Das várias abordagens sobre as plataformas digitais que podem ser reinscritas no
panorama artístico contemporâneo, o trabalho de John Clang, natural de Cingapura, se
constitui, em sua inventividade, num ótimo exemplo para pensarmos a conexão entre
tecnologia, espaço e tempo. Na série Being Together (foto), Clang, consciente da
crescente emigração dos jovens de Cigapura, que estão distantes de suas famílias, (foto)

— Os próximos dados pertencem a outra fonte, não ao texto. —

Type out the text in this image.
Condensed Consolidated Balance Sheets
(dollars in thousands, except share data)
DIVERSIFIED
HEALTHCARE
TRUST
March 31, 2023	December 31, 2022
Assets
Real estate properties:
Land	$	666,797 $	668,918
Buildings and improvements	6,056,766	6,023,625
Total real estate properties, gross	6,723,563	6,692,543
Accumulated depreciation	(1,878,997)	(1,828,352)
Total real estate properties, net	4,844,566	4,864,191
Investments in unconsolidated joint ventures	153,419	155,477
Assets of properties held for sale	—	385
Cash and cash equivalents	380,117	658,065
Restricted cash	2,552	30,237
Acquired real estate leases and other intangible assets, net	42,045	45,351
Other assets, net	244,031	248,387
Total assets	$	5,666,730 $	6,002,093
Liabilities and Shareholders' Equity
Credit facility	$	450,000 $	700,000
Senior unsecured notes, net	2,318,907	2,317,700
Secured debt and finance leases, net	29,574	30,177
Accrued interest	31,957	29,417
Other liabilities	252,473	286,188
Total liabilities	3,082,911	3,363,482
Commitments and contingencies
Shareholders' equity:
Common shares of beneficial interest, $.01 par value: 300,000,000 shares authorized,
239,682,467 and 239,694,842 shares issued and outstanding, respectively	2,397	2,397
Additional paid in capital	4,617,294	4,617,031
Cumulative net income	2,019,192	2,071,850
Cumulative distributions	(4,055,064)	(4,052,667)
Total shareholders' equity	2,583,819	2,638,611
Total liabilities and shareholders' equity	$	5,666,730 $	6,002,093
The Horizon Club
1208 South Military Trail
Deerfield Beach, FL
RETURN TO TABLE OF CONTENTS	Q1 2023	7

desenvolveu uma estratégia particular de retrato de família, mesclando imagens reais e
projeções digitais. (foto). Projetando numa parede a imagem transmitida de Cingapura,
via skype, Clang, radicado em Nova Iorque, conseguiu através deste encontro virtual,
se colocar ao lado dos seus familiares (foto) Essa simulação é a cópia da forma real,
não é falsa, mas também não pode ser considerada verdadeira, se seguirmos o
pensamento do filósofo francês Jean Baudrillard. É uma criação, algo inventado, mas
tão crível que o aspecto de irrealidade é ofuscado. Tanto é assim que a cultura ocidental
está construída num mundo fictício reforçado pelos meios de comunicação ou mesmo
por séries recentes como Black Mirror.

Já o baiano Paulo Coqueiro, em Não Minta para mim, vencedor do Premio Pierre
Verger em 2017, concebe uma verdadeira proeza quando inventa o personagem Tito
Ferraz a partir de uma narrativa visual baseada em acontecimentos puramente virtuais.

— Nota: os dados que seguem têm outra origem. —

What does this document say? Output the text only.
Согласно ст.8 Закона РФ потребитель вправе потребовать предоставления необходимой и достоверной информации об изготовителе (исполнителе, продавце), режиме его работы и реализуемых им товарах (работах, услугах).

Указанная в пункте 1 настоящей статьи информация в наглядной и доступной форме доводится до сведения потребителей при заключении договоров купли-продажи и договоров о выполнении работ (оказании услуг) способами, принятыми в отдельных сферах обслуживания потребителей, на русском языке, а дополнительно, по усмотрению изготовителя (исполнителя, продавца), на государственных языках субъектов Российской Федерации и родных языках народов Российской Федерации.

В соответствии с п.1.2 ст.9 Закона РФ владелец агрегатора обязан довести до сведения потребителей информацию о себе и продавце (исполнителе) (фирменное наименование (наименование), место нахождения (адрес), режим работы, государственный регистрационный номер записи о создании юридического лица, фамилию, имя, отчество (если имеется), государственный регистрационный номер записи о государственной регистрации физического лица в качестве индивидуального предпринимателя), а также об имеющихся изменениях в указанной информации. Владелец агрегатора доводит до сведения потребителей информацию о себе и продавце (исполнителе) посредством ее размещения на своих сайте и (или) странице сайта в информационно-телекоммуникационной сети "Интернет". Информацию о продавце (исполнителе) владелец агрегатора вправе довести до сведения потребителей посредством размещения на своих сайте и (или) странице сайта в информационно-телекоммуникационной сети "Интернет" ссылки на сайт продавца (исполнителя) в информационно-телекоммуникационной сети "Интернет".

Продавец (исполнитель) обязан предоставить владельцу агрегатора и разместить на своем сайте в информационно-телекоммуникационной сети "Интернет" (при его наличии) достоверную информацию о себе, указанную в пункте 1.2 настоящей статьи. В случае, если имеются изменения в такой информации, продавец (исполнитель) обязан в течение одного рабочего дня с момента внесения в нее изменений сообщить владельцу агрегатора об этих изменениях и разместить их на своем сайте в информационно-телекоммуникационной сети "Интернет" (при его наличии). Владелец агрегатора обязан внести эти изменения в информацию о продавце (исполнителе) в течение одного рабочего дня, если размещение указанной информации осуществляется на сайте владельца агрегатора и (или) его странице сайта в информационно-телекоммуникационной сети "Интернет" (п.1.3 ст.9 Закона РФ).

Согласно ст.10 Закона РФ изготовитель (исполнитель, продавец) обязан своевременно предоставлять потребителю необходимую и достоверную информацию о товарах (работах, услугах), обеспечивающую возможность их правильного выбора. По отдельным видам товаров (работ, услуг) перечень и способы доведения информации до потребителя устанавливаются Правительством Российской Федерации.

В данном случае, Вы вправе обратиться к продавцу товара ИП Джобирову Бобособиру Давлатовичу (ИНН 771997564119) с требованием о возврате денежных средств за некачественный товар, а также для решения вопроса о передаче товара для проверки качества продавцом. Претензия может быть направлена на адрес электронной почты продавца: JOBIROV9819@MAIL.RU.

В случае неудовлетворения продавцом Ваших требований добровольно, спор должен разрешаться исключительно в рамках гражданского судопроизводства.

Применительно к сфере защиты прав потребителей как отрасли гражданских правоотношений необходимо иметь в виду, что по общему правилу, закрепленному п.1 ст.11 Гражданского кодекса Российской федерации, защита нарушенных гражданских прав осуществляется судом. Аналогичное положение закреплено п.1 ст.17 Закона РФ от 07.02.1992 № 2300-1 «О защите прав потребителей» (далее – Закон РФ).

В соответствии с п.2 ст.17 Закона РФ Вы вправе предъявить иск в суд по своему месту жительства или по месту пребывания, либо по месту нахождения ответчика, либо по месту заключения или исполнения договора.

A simulação é o eixo principal de sua proposta. Para dar concretude ao seu personagem,
Coqueiro utiliza o belo retrato do escritor Albert Camus que passa a ser Tito Ferraz nas
redes sociais. Durante um ano e meio, Coqueiro, aparece no Facebook como Tito
Ferraz, compartilhando entre os amigos a identidade de seu personagem, o aniversário
de Tito Ferraz, a crise política em Brasília. Nenhum deles podia imaginar a construção
dessa realidade ficcional mesclada com êxito aos fatos do cotidiano. Em seguida,
Coqueiro, além de operar com o desaparecimento de Tito Ferraz, idealiza um livro que
contém, além de um prefácio escrito por um falso Joan Fontcuberta diversas imagens
sobrepostas que desfazem a identidade dos fotógrafos baianos. Em Não minta para
mim, a vida de Tito Ferraz se tornou uma ilha de edição, que atravessa o tempo
cronológico como simulacro, desafiando a famosa frase Ver para crer repetida ao
infinito por estas imagens.

Nessas circunstâncias de absoluta saturação icônica, (foto) o self se afirma em milhares


de imagens nas redes sociais como fenômeno global de comunicação. Talvez uma das
primeiras vezes, em que o self aparece, não com este nome é claro, tenha sido no filme
(foto) Thelma e Louise, produzido em 1991 por Ridley Scott. Geena Davis e Susan
Sarandon posam para a Polaroid durante a viagem que as duas fazem, vivendo incríveis
aventuras nas estradas americanas. Em 2013, a capa da Time (foto) faz uma matéria
especial sobre o self, como prática social, sob um ponto de vista narcisístico, enquanto
que nesta foto (foto) auto-retratos de pessoas e de personalidades do mundo da arte e
da política são manipulados para se auto-fotografarem com smartphones. Nesse
sentido, podemos dizer que a memória atravessada por discursos incessantes e
heterogêneos é efêmera, sem consistência, sem lastro. Qual o futuro dessas imagens?
Essa indagação fica no ar diante da incerteza da permanência destas imagens.